Traditionally, U.S. firms in highly competitive industries like technology and health care have accessed international talent through the H-1B visa program. But with President Donald Trump's executive order on immigration, there are now questions surrounding the future of the H-1B visa program.
Immigrants and Tech
Many technology organizations including Google and Intel were founded by immigrants and more than half of all firms started in Silicon Valley between 1995 and 2005 were founded by immigrants, according to Inc. These firms have been at the forefront of the global war for talent and have sought top tech talent everywhere — including overseas.
A Shortage of Doctors Is Growing in Health Care
Another industry that relies on the H-1B visa program is health care. Growing shortages of doctors and nurses could impact patient care in the U.S., especially in underserved rural areas. The Association of American Medical Colleges estimates that the shortage of doctors in the U.S. could be as high as 94,000 by 2025. The U.S. often fills this skills gap with foreign-born medical professionals, many of whom practice under an H-1B visa. In fact, NPR reports that one out of every four doctors now practicing in the U.S. studied medicine outside America.

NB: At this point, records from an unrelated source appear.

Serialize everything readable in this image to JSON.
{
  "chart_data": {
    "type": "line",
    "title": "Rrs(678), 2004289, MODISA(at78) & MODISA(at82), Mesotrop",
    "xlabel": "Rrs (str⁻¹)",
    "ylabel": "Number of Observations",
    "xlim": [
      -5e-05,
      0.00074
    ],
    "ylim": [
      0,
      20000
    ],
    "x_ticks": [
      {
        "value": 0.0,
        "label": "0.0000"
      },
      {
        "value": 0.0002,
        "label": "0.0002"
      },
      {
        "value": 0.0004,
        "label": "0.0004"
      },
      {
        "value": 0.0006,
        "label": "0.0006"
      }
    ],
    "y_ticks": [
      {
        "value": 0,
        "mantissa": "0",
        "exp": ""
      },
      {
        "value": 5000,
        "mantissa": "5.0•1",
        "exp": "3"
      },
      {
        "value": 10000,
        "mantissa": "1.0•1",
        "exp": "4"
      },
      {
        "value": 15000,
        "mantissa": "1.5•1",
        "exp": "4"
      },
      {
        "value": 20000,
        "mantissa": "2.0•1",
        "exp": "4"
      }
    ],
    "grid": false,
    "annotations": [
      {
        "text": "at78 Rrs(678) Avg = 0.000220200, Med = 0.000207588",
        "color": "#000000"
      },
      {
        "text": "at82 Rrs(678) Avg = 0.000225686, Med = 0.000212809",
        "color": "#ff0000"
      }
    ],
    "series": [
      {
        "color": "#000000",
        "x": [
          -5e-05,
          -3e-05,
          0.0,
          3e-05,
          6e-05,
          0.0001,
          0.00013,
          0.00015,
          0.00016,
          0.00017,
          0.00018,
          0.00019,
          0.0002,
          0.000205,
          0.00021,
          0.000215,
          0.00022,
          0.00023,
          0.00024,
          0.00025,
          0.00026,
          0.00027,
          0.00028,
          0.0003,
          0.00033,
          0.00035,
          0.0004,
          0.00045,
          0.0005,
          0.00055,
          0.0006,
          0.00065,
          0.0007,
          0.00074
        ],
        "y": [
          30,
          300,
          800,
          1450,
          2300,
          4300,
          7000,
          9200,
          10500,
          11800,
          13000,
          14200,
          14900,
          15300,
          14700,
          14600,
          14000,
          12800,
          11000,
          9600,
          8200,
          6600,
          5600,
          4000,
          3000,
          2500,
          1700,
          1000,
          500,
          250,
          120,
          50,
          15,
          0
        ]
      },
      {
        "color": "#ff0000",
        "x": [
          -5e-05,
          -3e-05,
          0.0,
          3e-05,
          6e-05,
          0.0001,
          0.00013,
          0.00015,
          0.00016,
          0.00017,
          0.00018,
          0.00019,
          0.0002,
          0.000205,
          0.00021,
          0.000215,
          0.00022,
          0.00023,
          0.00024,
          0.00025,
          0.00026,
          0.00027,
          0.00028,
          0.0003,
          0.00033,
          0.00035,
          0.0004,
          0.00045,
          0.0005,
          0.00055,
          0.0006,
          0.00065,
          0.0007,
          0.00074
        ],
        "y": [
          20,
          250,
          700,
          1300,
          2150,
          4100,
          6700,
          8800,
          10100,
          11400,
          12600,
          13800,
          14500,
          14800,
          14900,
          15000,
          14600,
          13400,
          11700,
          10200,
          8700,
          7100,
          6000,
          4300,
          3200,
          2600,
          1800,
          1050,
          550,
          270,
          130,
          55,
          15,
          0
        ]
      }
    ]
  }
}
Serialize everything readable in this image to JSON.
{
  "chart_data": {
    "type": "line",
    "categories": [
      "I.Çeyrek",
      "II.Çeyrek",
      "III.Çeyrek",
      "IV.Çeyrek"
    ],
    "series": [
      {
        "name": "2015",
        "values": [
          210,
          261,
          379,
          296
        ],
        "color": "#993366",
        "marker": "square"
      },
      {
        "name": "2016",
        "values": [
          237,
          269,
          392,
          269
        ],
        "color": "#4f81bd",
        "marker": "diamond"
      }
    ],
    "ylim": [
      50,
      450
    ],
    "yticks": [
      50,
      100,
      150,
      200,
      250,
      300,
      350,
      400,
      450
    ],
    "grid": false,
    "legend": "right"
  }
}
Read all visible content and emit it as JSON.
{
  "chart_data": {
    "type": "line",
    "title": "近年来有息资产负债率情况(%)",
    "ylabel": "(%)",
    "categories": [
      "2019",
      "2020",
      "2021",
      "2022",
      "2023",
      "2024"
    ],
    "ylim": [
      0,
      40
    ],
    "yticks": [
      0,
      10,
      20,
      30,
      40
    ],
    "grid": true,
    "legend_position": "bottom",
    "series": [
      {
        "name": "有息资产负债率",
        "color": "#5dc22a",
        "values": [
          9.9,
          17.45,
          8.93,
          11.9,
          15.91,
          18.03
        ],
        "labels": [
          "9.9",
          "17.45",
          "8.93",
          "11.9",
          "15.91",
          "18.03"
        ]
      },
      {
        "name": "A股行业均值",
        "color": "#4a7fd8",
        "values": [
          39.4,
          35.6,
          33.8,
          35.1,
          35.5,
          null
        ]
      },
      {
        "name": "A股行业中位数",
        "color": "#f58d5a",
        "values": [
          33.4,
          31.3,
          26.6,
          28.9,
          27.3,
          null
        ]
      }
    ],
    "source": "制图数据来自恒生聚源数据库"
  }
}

The Impact of Potential H-1B Visa Reforms on Talent Management
The ability of U.S. firms to tap into foreign talent pools through work visa programs has allowed U.S. organizations to close talent gaps and improve their performance. But If your organization suddenly can't access needed talent overseas, you'll have to make retaining the talent you already have even more of a strategic priority.
Should the number or accessibility of H1-B visas shrink, taking a proactive approach to engaging your talent is a wise way forward. This could require investments in your HCM systems and big data capabilities, however. In addition, you'll more than likely need to focus more of your efforts on internal learning opportunities, diverse recruiting efforts and leadership development programs as filling your needs from the outside gets more challenging. Keeping and enhancing the talent you already have has never been a more strategic imperative for organizational growth than right now, and a reduction in H1-B visas will only see that necessity grow.
The ensuing talent gaps could cost your organization dearly, impacting your competitiveness and bottom line. So as with any shortage in talent, the most cost-effective way forward should be to make the necessary investments in retaining and developing the talent you already have.